Domestic players kept off-loading holdings in Tokyo stocks or have already closed positions ahead of the end of the fiscal year on March 31, putting the market under more selling pressure.
Japanese shares have lost 8 percent since the earthquake, tsunami and threat of a nuclear disaster triggered the biggest two-day rout on the market since 1987. In comparison, MSCI's index of Asian shares outside Japan <.MIAPJ0000PUS> has fallen 2.5 percent since the quake.
There's still room to rise as foreign buying on dips is likely to continue, although trading may be directionless before the end of the fiscal year, said Hajime Nakajima, a wholesale trader at Cosmo Securities.
By midafternoon the benchmark Nikkei <.N225> had lost 1.1 percent or 108.79 points to 9,427.34. The broader Topix <.TOPX> shed 0.5 percent to 852.74.
Underscoring worries that Japan is in for a long fight to contain the radiation threat from the stricken Fukushima nuclear plant on its northeast coast, readings on Sunday showed contamination 100,000 times normal in water at the plant's reactor No. 2 and 1,850 times normal in seawater nearby.
Although investors are alert to news flows related to changes in companies' full-year forecasts and dividend payouts, the fundamental mood should not be that bad thanks to foreign buying, said Yumi Nishimura, a senior market analyst at Daiwa Securities Capital Markets.
Before the market opened on Monday, foreigners were seen placing orders to buy a net 14.9 million shares, the ninth consecutive day of pre-market block buying.

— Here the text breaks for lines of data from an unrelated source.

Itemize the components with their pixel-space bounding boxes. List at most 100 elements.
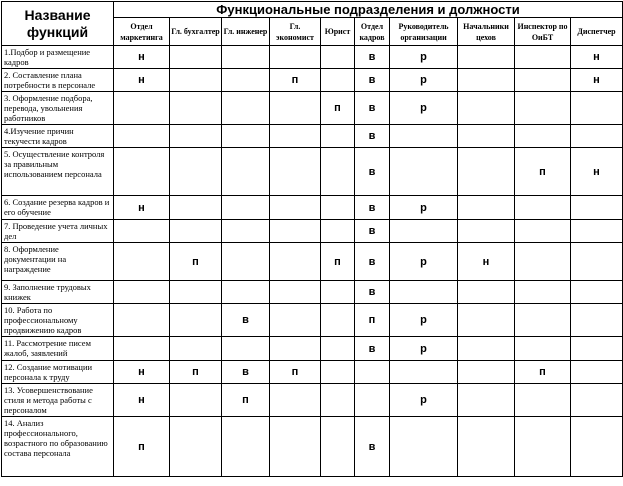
role-cell: в (354, 336, 390, 361)
function-column-header: Название функций (1, 1, 114, 46)
role-cell (320, 383, 355, 417)
role-cell (570, 416, 623, 477)
role-cell (113, 242, 170, 281)
role-cell (169, 124, 222, 148)
role-cell (269, 336, 321, 361)
role-cell (389, 280, 458, 304)
role-cell (221, 280, 270, 304)
role-cell (514, 383, 571, 417)
role-cell (221, 336, 270, 361)
role-cell (389, 219, 458, 243)
function-name-cell: 6. Создание резерва кадров и его обучени… (1, 195, 114, 220)
role-cell (221, 68, 270, 92)
table-row: 10. Работа по профессиональному продвиже… (1, 303, 623, 337)
role-cell (221, 219, 270, 243)
role-cell (457, 280, 515, 304)
table-row: 3. Оформление подбора, перевода, увольне… (1, 91, 623, 125)
role-cell (169, 91, 222, 125)
role-cell (169, 68, 222, 92)
role-cell: н (113, 383, 170, 417)
table-row: 2. Составление плана потребности в персо… (1, 68, 623, 92)
function-name-cell: 10. Работа по профессиональному продвиже… (1, 303, 114, 337)
role-cell (457, 68, 515, 92)
role-cell (514, 242, 571, 281)
role-cell (320, 45, 355, 69)
role-cell (320, 195, 355, 220)
role-cell (457, 124, 515, 148)
role-cell (514, 280, 571, 304)
table-row: 8. Оформление документации на награждени… (1, 242, 623, 281)
role-cell (221, 91, 270, 125)
role-cell (320, 360, 355, 384)
role-cell (354, 383, 390, 417)
role-cell (169, 383, 222, 417)
role-cell (457, 416, 515, 477)
role-cell (221, 242, 270, 281)
function-name-cell: 8. Оформление документации на награждени… (1, 242, 114, 281)
role-cell (169, 219, 222, 243)
column-header-head-of-organization: Руководитель организации (389, 17, 458, 46)
function-name-cell: 9. Заполнение трудовых книжек (1, 280, 114, 304)
role-cell: р (389, 195, 458, 220)
role-cell: в (354, 280, 390, 304)
role-cell (514, 45, 571, 69)
role-cell (269, 303, 321, 337)
role-cell (269, 280, 321, 304)
departments-group-header: Функциональные подразделения и должности (113, 1, 623, 18)
role-cell (169, 280, 222, 304)
role-cell: п (269, 68, 321, 92)
table-row: 13. Усовершенствование стиля и метода ра… (1, 383, 623, 417)
role-cell (389, 416, 458, 477)
role-cell (514, 336, 571, 361)
role-cell (514, 219, 571, 243)
role-cell: р (389, 91, 458, 125)
role-cell (457, 45, 515, 69)
role-cell: в (354, 147, 390, 196)
column-header-marketing: Отдел маркетинга (113, 17, 170, 46)
role-cell (320, 280, 355, 304)
role-cell (570, 124, 623, 148)
column-header-dispatcher: Диспетчер (570, 17, 623, 46)
role-cell (221, 45, 270, 69)
responsibility-matrix-table: Название функций Функциональные подразде… (1, 1, 623, 477)
function-name-cell: 11. Рассмотрение писем жалоб, заявлений (1, 336, 114, 361)
role-cell: п (113, 416, 170, 477)
role-cell: в (354, 416, 390, 477)
role-cell (514, 195, 571, 220)
role-cell: р (389, 303, 458, 337)
function-name-cell: 7. Проведение учета личных дел (1, 219, 114, 243)
role-cell (269, 416, 321, 477)
role-cell (320, 219, 355, 243)
role-cell (269, 219, 321, 243)
function-name-cell: 14. Анализ профессионального, возрастног… (1, 416, 114, 477)
role-cell: в (354, 68, 390, 92)
role-cell (570, 242, 623, 281)
role-cell (354, 360, 390, 384)
role-cell (570, 336, 623, 361)
role-cell (389, 360, 458, 384)
role-cell (570, 383, 623, 417)
column-header-chief-engineer: Гл. инженер (221, 17, 270, 46)
table-row: 5. Осуществление контроля за правильным … (1, 147, 623, 196)
role-cell: п (514, 360, 571, 384)
function-name-cell: 2. Составление плана потребности в персо… (1, 68, 114, 92)
column-header-chief-accountant: Гл. бухгалтер (169, 17, 222, 46)
role-cell (221, 147, 270, 196)
role-cell: н (113, 195, 170, 220)
role-cell (514, 303, 571, 337)
column-header-shop-managers: Начальники цехов (457, 17, 515, 46)
role-cell (169, 416, 222, 477)
role-cell: п (169, 242, 222, 281)
role-cell: р (389, 336, 458, 361)
role-cell: в (221, 360, 270, 384)
role-cell: п (269, 360, 321, 384)
role-cell (320, 416, 355, 477)
table-row: 14. Анализ профессионального, возрастног… (1, 416, 623, 477)
role-cell (457, 219, 515, 243)
role-cell (221, 195, 270, 220)
table-row: 9. Заполнение трудовых книжек в (1, 280, 623, 304)
function-name-cell: 3. Оформление подбора, перевода, увольне… (1, 91, 114, 125)
function-name-cell: 13. Усовершенствование стиля и метода ра… (1, 383, 114, 417)
table-row: 12. Создание мотивации персонала к труду… (1, 360, 623, 384)
role-cell: р (389, 45, 458, 69)
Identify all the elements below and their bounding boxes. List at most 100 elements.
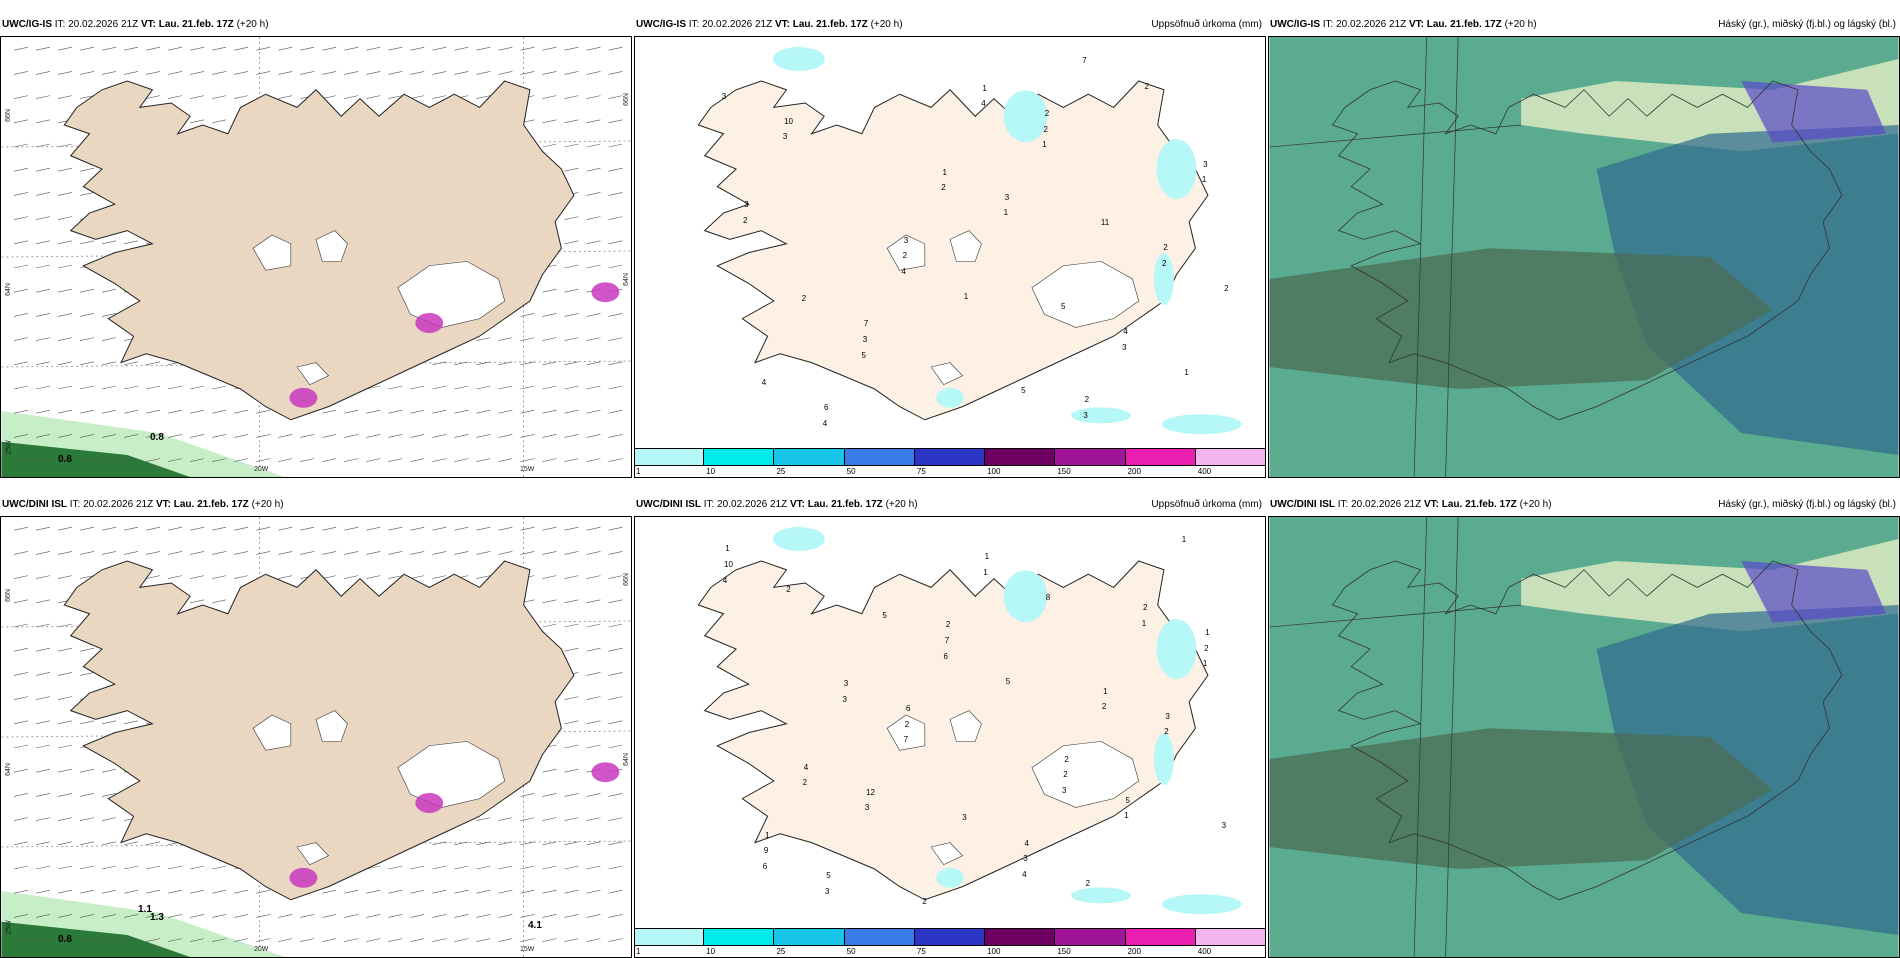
value-label: 10	[784, 116, 793, 126]
value-label: 2	[1064, 754, 1069, 764]
colorbar-swatch	[704, 448, 775, 466]
value-label: 3	[962, 813, 967, 823]
wind-barb	[13, 599, 29, 604]
wind-barb	[586, 337, 601, 341]
wind-barb	[234, 938, 249, 942]
precip-area	[1, 921, 191, 957]
wind-barb	[102, 889, 117, 894]
lead-time: (+20 h)	[251, 499, 284, 510]
value-label: 2	[801, 294, 807, 304]
wind-barb	[322, 409, 337, 414]
wind-barb	[57, 889, 73, 894]
wind-barb	[102, 361, 117, 366]
panel-header: UWC/IG-IS IT: 20.02.2026 21Z VT: Lau. 21…	[634, 14, 1266, 36]
wind-barb	[57, 313, 73, 317]
wind-barb	[608, 313, 623, 317]
wind-barb	[278, 914, 293, 918]
colorbar-swatch	[914, 928, 986, 946]
wind-barb	[498, 865, 513, 870]
wind-barb	[454, 385, 469, 390]
colorbar-tick: 50	[846, 467, 856, 476]
value-label: 6	[824, 403, 829, 412]
value-label: 4	[722, 575, 728, 585]
map-panel-dini-precip: UWC/DINI ISL IT: 20.02.2026 21Z VT: Lau.…	[634, 494, 1266, 958]
lat-label: 66N	[4, 109, 12, 122]
vt-value: Lau. 21.feb. 17Z	[807, 499, 883, 510]
wind-barb	[608, 889, 623, 894]
value-label: 1	[982, 83, 987, 93]
wind-barb	[278, 526, 293, 531]
colorbar-tick: 10	[706, 947, 716, 956]
wind-barb	[256, 889, 271, 894]
wind-barb	[586, 889, 601, 894]
map-canvas	[0, 516, 632, 958]
wind-barb	[35, 192, 51, 196]
wind-barb	[586, 71, 601, 75]
wind-barb	[80, 938, 95, 942]
gust-area	[415, 793, 444, 813]
cloud-band	[1741, 81, 1887, 143]
wind-barb	[608, 696, 623, 700]
wind-barb	[13, 938, 29, 942]
wind-barb	[564, 458, 579, 462]
colorbar-tick: 75	[916, 467, 926, 476]
wind-barb	[564, 793, 579, 797]
value-label: 2	[945, 620, 951, 630]
wind-barb	[608, 95, 623, 99]
value-label: 4	[981, 99, 986, 109]
wind-barb	[35, 385, 51, 390]
wind-barb	[35, 264, 51, 269]
wind-barb	[432, 841, 447, 846]
model-name: UWC/DINI ISL	[1270, 499, 1335, 510]
precip-area	[1153, 253, 1174, 305]
value-label: 0.8	[58, 934, 72, 945]
wind-barb	[190, 434, 205, 438]
wind-barb	[564, 361, 579, 366]
value-label: 1.3	[150, 912, 164, 923]
wind-barb	[586, 575, 601, 579]
wind-barb	[586, 313, 601, 317]
wind-barb	[146, 71, 161, 75]
value-label: 4	[822, 418, 828, 428]
wind-barb	[190, 938, 205, 942]
wind-barb	[168, 865, 183, 870]
wind-barb	[564, 409, 579, 414]
wind-barb	[57, 720, 73, 725]
colorbar-tick: 25	[776, 467, 786, 476]
colorbar-swatch	[844, 448, 915, 466]
value-label: 2	[1224, 284, 1229, 294]
map-canvas	[1268, 516, 1900, 958]
wind-barb	[366, 71, 381, 75]
lat-label: 66N	[4, 589, 12, 602]
wind-barb	[322, 889, 337, 894]
gust-area	[289, 867, 318, 888]
wind-barb	[608, 938, 623, 942]
wind-barb	[190, 95, 205, 99]
wind-barb	[35, 938, 51, 942]
glacier	[949, 230, 982, 262]
it-value: 20.02.2026 21Z	[702, 19, 773, 30]
value-label: 2	[1085, 879, 1091, 889]
wind-barb	[608, 623, 623, 628]
it-label: IT:	[1337, 499, 1349, 510]
wind-barb	[57, 264, 73, 269]
value-label: 6	[762, 861, 768, 871]
wind-barb	[146, 385, 161, 390]
value-label: 1.1	[138, 904, 152, 915]
wind-barb	[432, 458, 447, 462]
wind-barb	[57, 95, 73, 99]
wind-barb	[80, 841, 95, 846]
precip-area	[1161, 894, 1242, 915]
value-label: 1	[1042, 140, 1047, 150]
wind-barb	[388, 865, 403, 870]
value-label: 3	[1203, 159, 1208, 169]
wind-barb	[57, 361, 73, 366]
wind-barb	[102, 720, 117, 725]
wind-barb	[124, 720, 139, 725]
precip-area	[773, 47, 825, 71]
glacier	[296, 362, 330, 385]
wind-barb	[102, 385, 117, 390]
wind-barb	[608, 841, 623, 846]
map-svg	[1269, 37, 1899, 477]
wind-barb	[454, 434, 469, 438]
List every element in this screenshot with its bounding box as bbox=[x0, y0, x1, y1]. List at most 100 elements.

Overseas investors bought a net 891 billion yen ($11 billion) of Japanese stocks in the week following the quake, the highest since records began in 2005.
Tokyo Gas <9531.T> gained 3.9 percent to 378 yen after the company hiked its net profit forecast for this business year to 98 billion yen from 71 billion yen on a jump in demand from factories in January and February and an increase in gas use by households due to a cold winter.
'MARKETS HATE UNCERTAINTY'
Worries over disrupted supply chains of automakers and DRAM chipmakers further soured the mood, with Deutsche Securities slashing its forecasts for major Japanese carmakers assuming a prolonged production suspension after the quake.
Automakers have unperformed the fall in the Nikkei in the two weeks following the quake, with Toyota Motor Corp <7203.T> down 10 percent and Honda Motor <7267.T> 11 percent lower.
Markets hate uncertainty. Two weeks on, most assembly factories remain shut, and it's become increasingly apparent that the industry will take a long but as yet undefined period to get back on its feet due to supply chain disruption, Clive Wiggins, an analyst at Macquarie Securities, said in a note to clients.
This open-endedness has fueled fears for the worst, resulting in valuation compression.
Bucking the market's negative mood, JFE Holdings Inc <5411.T> climbed 1.3 percent to 2,393 yen after the Nikkei business daily reported that its unit JFE Steel Corp will boost output of materials for temporary housing by about 70 percent by extending operating hours at a Kobe facility that makes lightweight steel H-beams.